Two conference spokesmen speaking on the same topic reveal differing motivations:
“I think if you look at it you have to recognize that there is a competitive advantage issue there,” said Big Ten associate commissioner Chad Hawley. “It’s just logical to think that if we’re playing five-card stud and I get five cards, and you get dealt eight cards, you’re going to be in a better position. I think that’s a pretty decent analogy. We haven’t focused on the competitive impact and, frankly, we’ve been pleased that this issue has picked up speed as a topic of conversation nationally.”
“We haven’t focused on the competitive impact”, except for all those times when they have. Like in that quote.
Compare and contrast that with this statement:
… The SEC’s Sankey admits that the practice of grayshirting by some of his member schools is “not appropriate” and says the SEC is considering adopting stricter measures on how recruits are counted.
“This year, we saw a couple circumstances where there was really late notice to student-athletes about programs’ desire for them to defer enrollment,” Sankey said. “Those circumstances are not appropriate. We don’t want to see that type of thing happen.
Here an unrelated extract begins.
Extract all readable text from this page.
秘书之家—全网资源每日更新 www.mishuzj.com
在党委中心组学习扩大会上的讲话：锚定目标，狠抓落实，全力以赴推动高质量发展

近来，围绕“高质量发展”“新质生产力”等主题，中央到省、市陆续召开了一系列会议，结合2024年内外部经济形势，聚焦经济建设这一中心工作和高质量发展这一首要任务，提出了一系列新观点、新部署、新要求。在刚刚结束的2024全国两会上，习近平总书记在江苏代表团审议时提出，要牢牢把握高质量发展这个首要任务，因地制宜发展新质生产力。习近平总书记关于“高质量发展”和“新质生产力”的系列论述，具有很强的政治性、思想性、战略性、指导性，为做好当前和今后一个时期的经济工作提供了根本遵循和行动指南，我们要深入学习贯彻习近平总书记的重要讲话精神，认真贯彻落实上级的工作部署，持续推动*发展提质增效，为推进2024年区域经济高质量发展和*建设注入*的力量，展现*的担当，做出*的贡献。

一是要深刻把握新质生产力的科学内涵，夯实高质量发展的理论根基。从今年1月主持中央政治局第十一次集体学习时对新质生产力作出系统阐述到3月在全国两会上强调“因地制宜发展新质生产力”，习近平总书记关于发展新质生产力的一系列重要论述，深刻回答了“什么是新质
“Part of the discussion is, ‘Is there a way to manage grayshirting that should be out in front of folks?’ In a similar way, should we be managing early-enrollment issues in a different way? All of those things mix into this discussion and that’s why it takes some time to do some analysis to figure out some reasonable solution for our conference. We’ve been after this issue since the fall and we have an annual meeting in late May and early June, and I’d expect some potential solutions would be considered.”